Action: Count how many you have of certain items. Then decide what is a reasonable amount for you to have of that item, in reality. How many pairs of shoes do you really want to have displayed? How many books? Once you have set a cap of how many, start to sort out these items into those you love, versus those you like, and those that have no meaning at all. The last pile is the first for you to discard.

 

Saving for the future use.  Items that you are keeping for a future rainy day need to be considered in a slightly different way. If you’ve changed jobs from a corporate job to one where casual attire is acceptable you may have a wardrobe full of clothes that occupy space, but are not longer in use. Some questions that may help with your thoughts and feelings around these items might include

Reflection: Do I love these items, or am I scared to get rid of them? Could someone else benefit from these items – a person at the beginning of their career? Will I, change my lifestyle again and go back to that lifestyle if I have a choice? If not, can I let ½ of these items go? Can I give myself one small storage box, a draw, something little that I can keep some of these items – just in case, but not the amount of space they have now?

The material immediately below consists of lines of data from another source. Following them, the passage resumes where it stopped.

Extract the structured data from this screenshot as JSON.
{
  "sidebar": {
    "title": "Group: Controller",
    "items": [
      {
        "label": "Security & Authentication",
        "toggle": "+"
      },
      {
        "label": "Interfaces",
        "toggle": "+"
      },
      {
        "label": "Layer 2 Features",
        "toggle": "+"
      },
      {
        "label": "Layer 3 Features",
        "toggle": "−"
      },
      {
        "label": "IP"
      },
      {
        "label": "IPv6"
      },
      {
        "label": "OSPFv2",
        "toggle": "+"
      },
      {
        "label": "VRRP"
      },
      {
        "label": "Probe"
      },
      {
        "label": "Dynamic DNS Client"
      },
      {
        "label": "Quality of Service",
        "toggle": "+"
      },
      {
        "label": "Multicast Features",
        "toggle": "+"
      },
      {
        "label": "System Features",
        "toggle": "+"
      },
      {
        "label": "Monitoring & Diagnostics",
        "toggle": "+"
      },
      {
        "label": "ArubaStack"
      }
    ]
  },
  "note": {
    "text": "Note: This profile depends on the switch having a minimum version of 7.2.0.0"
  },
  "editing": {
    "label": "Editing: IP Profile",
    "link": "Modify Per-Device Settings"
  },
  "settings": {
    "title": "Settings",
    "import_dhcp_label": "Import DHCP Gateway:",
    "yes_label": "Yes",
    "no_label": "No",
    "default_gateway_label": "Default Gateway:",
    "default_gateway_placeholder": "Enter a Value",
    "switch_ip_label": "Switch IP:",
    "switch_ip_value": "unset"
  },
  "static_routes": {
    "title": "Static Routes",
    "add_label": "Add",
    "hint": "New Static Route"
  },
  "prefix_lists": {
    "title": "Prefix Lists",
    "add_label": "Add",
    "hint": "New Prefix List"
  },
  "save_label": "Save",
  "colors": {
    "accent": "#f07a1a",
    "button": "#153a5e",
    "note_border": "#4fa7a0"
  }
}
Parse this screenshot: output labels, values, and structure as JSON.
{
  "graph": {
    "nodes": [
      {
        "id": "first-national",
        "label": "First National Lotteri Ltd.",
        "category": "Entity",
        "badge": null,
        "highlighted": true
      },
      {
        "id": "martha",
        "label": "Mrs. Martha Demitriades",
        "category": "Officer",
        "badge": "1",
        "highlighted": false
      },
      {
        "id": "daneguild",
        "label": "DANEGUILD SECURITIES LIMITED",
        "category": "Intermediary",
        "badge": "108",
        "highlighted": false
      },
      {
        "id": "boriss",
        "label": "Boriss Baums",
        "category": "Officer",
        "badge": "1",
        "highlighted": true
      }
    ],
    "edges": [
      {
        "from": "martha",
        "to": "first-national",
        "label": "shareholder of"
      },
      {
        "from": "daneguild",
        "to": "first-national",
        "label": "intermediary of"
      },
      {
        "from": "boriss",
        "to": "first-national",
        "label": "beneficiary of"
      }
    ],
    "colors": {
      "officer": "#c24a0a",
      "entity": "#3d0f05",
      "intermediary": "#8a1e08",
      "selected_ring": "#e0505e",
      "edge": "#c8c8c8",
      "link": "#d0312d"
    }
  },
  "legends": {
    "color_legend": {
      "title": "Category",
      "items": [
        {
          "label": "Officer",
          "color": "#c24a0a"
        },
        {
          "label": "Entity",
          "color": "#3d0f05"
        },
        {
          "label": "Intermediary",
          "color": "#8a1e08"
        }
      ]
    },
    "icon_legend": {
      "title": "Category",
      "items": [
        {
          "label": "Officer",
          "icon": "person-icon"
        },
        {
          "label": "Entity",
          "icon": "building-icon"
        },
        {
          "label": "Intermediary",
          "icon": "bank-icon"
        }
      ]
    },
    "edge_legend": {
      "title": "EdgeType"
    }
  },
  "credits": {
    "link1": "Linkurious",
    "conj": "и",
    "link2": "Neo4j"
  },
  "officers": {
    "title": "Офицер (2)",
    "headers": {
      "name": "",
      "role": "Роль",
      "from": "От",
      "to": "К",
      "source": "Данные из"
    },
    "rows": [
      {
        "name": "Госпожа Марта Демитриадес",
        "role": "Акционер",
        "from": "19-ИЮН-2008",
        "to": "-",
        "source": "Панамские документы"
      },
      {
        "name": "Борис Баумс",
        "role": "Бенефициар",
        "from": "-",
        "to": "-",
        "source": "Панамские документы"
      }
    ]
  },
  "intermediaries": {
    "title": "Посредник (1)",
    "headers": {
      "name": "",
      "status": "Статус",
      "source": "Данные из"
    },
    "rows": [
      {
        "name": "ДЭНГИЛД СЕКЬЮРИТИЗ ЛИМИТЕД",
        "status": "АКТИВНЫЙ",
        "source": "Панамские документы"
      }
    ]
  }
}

Action: Count up how many of these items fit under this criterion. How much space in your home is dedicated to storing this space? Can you put a value to the cost of the storage space used to save these items. For example, you can use the following comparative assessment of space value provided by Cushman and Wakefield’s annual assessment of costs of offices around the world, we can make a brief calculation of the cost to store such items.

citycompare

For example, in Hong Kong, the cost of a draw could be calculated to be USD 7.40 per day, that’s USD 2700 a year. Once you put a monetary value to storage, you can potentially force a relative value assessment. If it costs you (virtually) this much to save these clothes (or other items) does this change your perception of their value. Decide on a small storage you are willing to dedicate to maintain these items and prioritise what you love, what you like, from what simply fills space. Recycle those clothes or items that are not your favourites.

 

Feeling out of control, and not willing to let others help.  Do you feel embarrassed about your space? Have others offered to help you, but you reject their offers due to embarrassment? You can use this embarrassment to your advantage. If you feel out of control or ashamed about your stuff these reflections may help.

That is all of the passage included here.